2.6. Discussion

D’après les scores des sujets induits sur les échelles d’auto-évaluation de l’état émotionnel, il est peu probable que l’absence de différence entre les groupes provienne d’une insuffisance de l’induction puisque sa validité a été montrée dans l’expérience 1.

Bien que nos résultats révèlent un effet presque significatif de l’induction sur les positions sérielles au rappel, le niveau de difficulté de la condition d’empan 3 paraît faible pour interférer fortement avec les opérations de traitements. L’absence d’effet massif de l’induction est donc conforme avec l’hypothèse qu’une tâche peu coûteuse concède une part de ressources suffisante pour le traitement des informations liées à l’émotion. Néanmoins, cette interaction presque significative entre les positions sérielles au rappel de trois items vient confirmer le fait, déjà observé dans l’expérience précédente, que l’émotion induite favorise la perte des traces mnésiques maintenues en MDT.

Il est en revanche plus étonnant de ne pas observer d’effet massif de l’émotion sur la qualité ou les latences des réponses à une tâche qui mobilise une grande part des ressources de traitement. Une explication à ce phénomène est toutefois possible à partir des données issues de l’examen des taux et de la nature des erreurs commises au rappel des cinq derniers items. Ces données montrent que le ralentissement du rythme de présentation des consonnes n’améliore nullement le niveau de performance au rappel. Par ailleurs, le taux d’intrusions et d’apparition de nouvelles consonnes suggère que les mises à jour sont problématiques. Aussi, l’effet plancher demeure sur les performances en condition d’empan 5 pour l’expérience 2. Il réduit par conséquent les chances de mettre en évidence des différences significatives entre les deux groupes.

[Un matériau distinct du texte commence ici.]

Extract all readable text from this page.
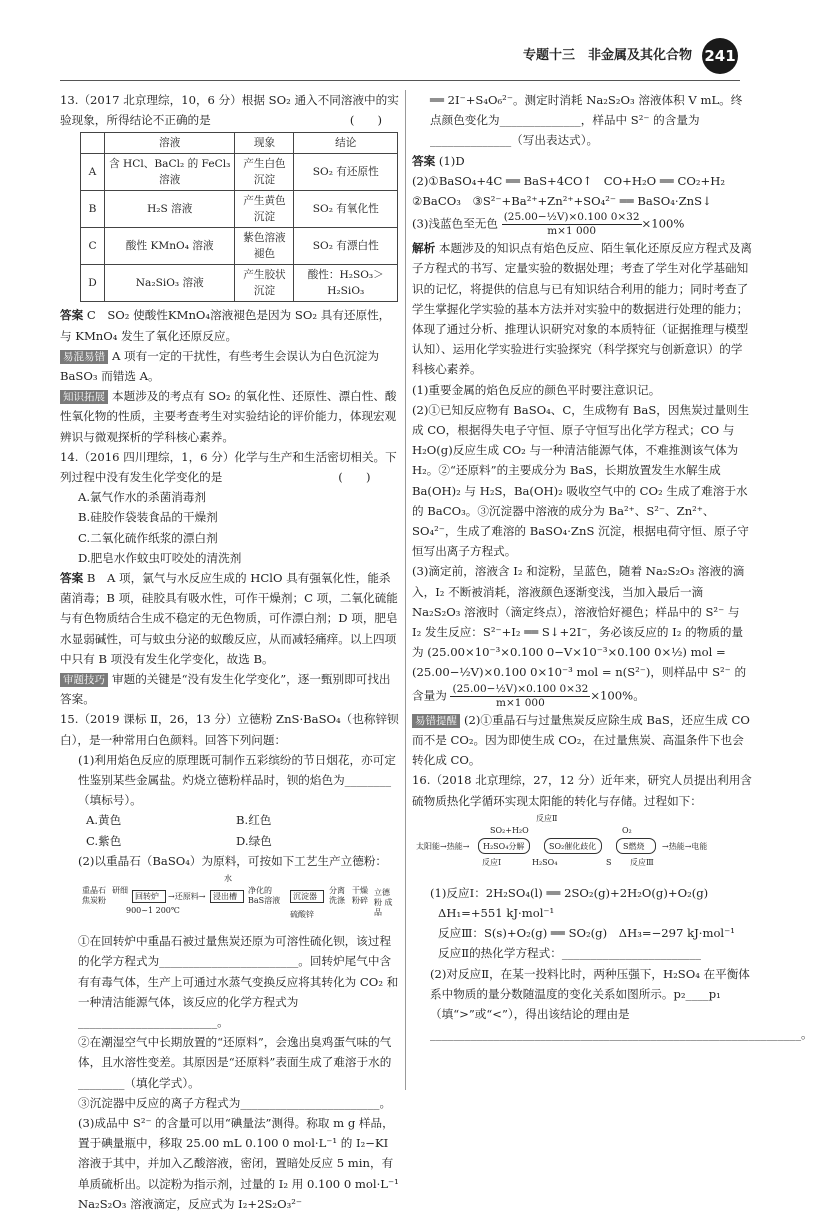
专题十三　非金属及其化合物 241

13.（2017 北京理综，10，6 分）根据 SO₂ 通入不同溶液中的实验现象，所得结论不正确的是　　　　　　　　　　　　(　　)

	溶液	现象	结论
A	含 HCl、BaCl₂ 的 FeCl₃ 溶液	产生白色沉淀	SO₂ 有还原性
B	H₂S 溶液	产生黄色沉淀	SO₂ 有氧化性
C	酸性 KMnO₄ 溶液	紫色溶液褪色	SO₂ 有漂白性
D	Na₂SiO₃ 溶液	产生胶状沉淀	酸性：H₂SO₃＞H₂SiO₃

答案 C　SO₂ 使酸性KMnO₄溶液褪色是因为 SO₂ 具有还原性，与 KMnO₄ 发生了氧化还原反应。

易混易错 A 项有一定的干扰性，有些考生会误认为白色沉淀为 BaSO₃ 而错选 A。

知识拓展 本题涉及的考点有 SO₂ 的氧化性、还原性、漂白性、酸性氧化物的性质，主要考查考生对实验结论的评价能力，体现宏观辨识与微观探析的学科核心素养。

14.（2016 四川理综，1，6 分）化学与生产和生活密切相关。下列过程中没有发生化学变化的是　　　　　　　　　　(　　)

A.氯气作水的杀菌消毒剂

B.硅胶作袋装食品的干燥剂

C.二氧化硫作纸浆的漂白剂

D.肥皂水作蚊虫叮咬处的清洗剂

答案 B　A 项，氯气与水反应生成的 HClO 具有强氧化性，能杀菌消毒；B 项，硅胶具有吸水性，可作干燥剂；C 项，二氧化硫能与有色物质结合生成不稳定的无色物质，可作漂白剂；D 项，肥皂水显弱碱性，可与蚊虫分泌的蚁酸反应，从而减轻痛痒。以上四项中只有 B 项没有发生化学变化，故选 B。

审题技巧 审题的关键是“没有发生化学变化”，逐一甄别即可找出答案。

15.（2019 课标 Ⅱ，26，13 分）立德粉 ZnS·BaSO₄（也称锌钡白），是一种常用白色颜料。回答下列问题：

(1)利用焰色反应的原理既可制作五彩缤纷的节日烟花，亦可定性鉴别某些金属盐。灼烧立德粉样品时，钡的焰色为________（填标号）。

A.黄色	B.红色

C.紫色	D.绿色

(2)以重晶石（BaSO₄）为原料，可按如下工艺生产立德粉：

水
重晶石
焦炭粉
研细
回转炉
900~1 200℃
→还原料→ 浸出槽
净化的 BaS溶液	沉淀器
分离
洗涤
干燥
粉碎
立德粉 成品
硫酸锌

①在回转炉中重晶石被过量焦炭还原为可溶性硫化钡，该过程的化学方程式为________________________。回转炉尾气中含有有毒气体，生产上可通过水蒸气变换反应将其转化为 CO₂ 和一种清洁能源气体，该反应的化学方程式为________________________。

②在潮湿空气中长期放置的“还原料”，会逸出臭鸡蛋气味的气体，且水溶性变差。其原因是“还原料”表面生成了难溶于水的________（填化学式）。

③沉淀器中反应的离子方程式为________________________。

(3)成品中 S²⁻ 的含量可以用“碘量法”测得。称取 m g 样品，置于碘量瓶中，移取 25.00 mL 0.100 0 mol·L⁻¹ 的 I₂−KI 溶液于其中，并加入乙酸溶液，密闭，置暗处反应 5 min，有单质硫析出。以淀粉为指示剂，过量的 I₂ 用 0.100 0 mol·L⁻¹ Na₂S₂O₃ 溶液滴定，反应式为 I₂+2S₂O₃²⁻

══ 2I⁻+S₄O₆²⁻。测定时消耗 Na₂S₂O₃ 溶液体积 V mL。终点颜色变化为______________，样品中 S²⁻ 的含量为______________（写出表达式）。

答案 (1)D

(2)①BaSO₄+4C ══ BaS+4CO↑　CO+H₂O ══ CO₂+H₂

②BaCO₃　③S²⁻+Ba²⁺+Zn²⁺+SO₄²⁻ ══ BaSO₄·ZnS↓

(3)浅蓝色至无色 $\frac{\text{(25.00−½V)×0.100 0×32}}{m\times 1 000} \times 100\%$

解析 本题涉及的知识点有焰色反应、陌生氧化还原反应方程式及离子方程式的书写、定量实验的数据处理；考查了学生对化学基础知识的记忆，将提供的信息与已有知识结合利用的能力；同时考查了学生掌握化学实验的基本方法并对实验中的数据进行处理的能力；体现了通过分析、推理认识研究对象的本质特征（证据推理与模型认知）、运用化学实验进行实验探究（科学探究与创新意识）的学科核心素养。

(1)重要金属的焰色反应的颜色平时要注意识记。

(2)①已知反应物有 BaSO₄、C，生成物有 BaS，因焦炭过量则生成 CO，根据得失电子守恒、原子守恒写出化学方程式；CO 与 H₂O(g)反应生成 CO₂ 与一种清洁能源气体，不难推测该气体为 H₂。②“还原料”的主要成分为 BaS，长期放置发生水解生成 Ba(OH)₂ 与 H₂S，Ba(OH)₂ 吸收空气中的 CO₂ 生成了难溶于水的 BaCO₃。③沉淀器中溶液的成分为 Ba²⁺、S²⁻、Zn²⁺、SO₄²⁻，生成了难溶的 BaSO₄·ZnS 沉淀，根据电荷守恒、原子守恒写出离子方程式。

(3)滴定前，溶液含 I₂ 和淀粉，呈蓝色，随着 Na₂S₂O₃ 溶液的滴入，I₂ 不断被消耗，溶液颜色逐渐变浅，当加入最后一滴 Na₂S₂O₃ 溶液时（滴定终点），溶液恰好褪色；样品中的 S²⁻ 与 I₂ 发生反应：S²⁻+I₂ ══ S↓+2I⁻，务必该反应的 I₂ 的物质的量为 (25.00×10⁻³×0.100 0−V×10⁻³×0.100 0×½) mol = (25.00−½V)×0.100 0×10⁻³ mol = n(S²⁻)，则样品中 S²⁻ 的含量为 $\frac{\text{(25.00−½V)×0.100 0×32}}{m\times 1 000} \times 100\%$。

易错提醒 (2)①重晶石与过量焦炭反应除生成 BaS，还应生成 CO 而不是 CO₂。因为即使生成 CO₂，在过量焦炭、高温条件下也会转化成 CO。

16.（2018 北京理综，27，12 分）近年来，研究人员提出利用含硫物质热化学循环实现太阳能的转化与存储。过程如下：

反应Ⅱ
SO₂+H₂O	O₂
太阳能→热能→ H₂SO₄分解	SO₂催化歧化	S燃烧 →热能→电能
H₂SO₄	S
反应Ⅰ	反应Ⅲ

(1)反应Ⅰ：2H₂SO₄(l) ══ 2SO₂(g)+2H₂O(g)+O₂(g)

ΔH₁=+551 kJ·mol⁻¹

反应Ⅲ：S(s)+O₂(g) ══ SO₂(g)　ΔH₃=−297 kJ·mol⁻¹

反应Ⅱ的热化学方程式：________________________

(2)对反应Ⅱ，在某一投料比时，两种压强下，H₂SO₄ 在平衡体系中物质的量分数随温度的变化关系如图所示。p₂____p₁（填“>”或“<”），得出该结论的理由是________________________________________________________________。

Le fait que la complexité du rappel des cinq derniers items reste constante avec une diminution de la cadence de présentation des listes, conforte l’hypothèse d’une planification rendue difficile par l’activité simultanée de mise à jour et de maintien des consonnes. Cette difficulté, voire cette impossibilité à réaliser correctement les mises à jour soulève la question des limites de capacité de traitement pour une activité cognitive où la charge mnésique est inférieure à l’empan. Ce phénomène est peu compatible avec l’idée d’un fonctionnement automatique de la boucle phonologique. Le processus de maintien de l’information semble au contraire mobiliser un certain niveau de contrôle.

Dans leur modèle de fonctionnement, Morris & Jones (1990) suppose que les opérations de mises à jour pour le Running Span correspondent à un processus continu de suppression et d’adjonction simultanées de consonnes. Nos résultats montrent que ce processus hypothétique génère au moins un tiers d’erreurs pour les empans de trois et quatre items, et devient inopérant pour des empans supérieurs à quatre consonnes. Ces données semblent davantage concorder avec l’idée que l’oubli ’volontaire’ et successif des consonnes non pertinentes, nécessaire à la mise à jour, constitue un mécanisme antagoniste avec le système de répétitions des consonnes. En effet, pour mettre à jour les items, il faut oublier ceux qui ont bénéficié du plus grand nombre de répétitions car ils sont les premiers encodés dans la liste. Cette activité paradoxale ne satisfait pas un modèle de fonctionnement naturel. Ces observations suggèrent que l’accès des informations à la boucle phonologique ainsi que leur exclusion sont des mécanismes hautement contrôlés parfois incompatibles avec les finalités de l’activité de MDT. Dans cette hypothèse, il est difficile de souscrire à l’idée que le processus dynamique de mise à jour mobilise l’exécuteur central mais pas la boucle phonologique.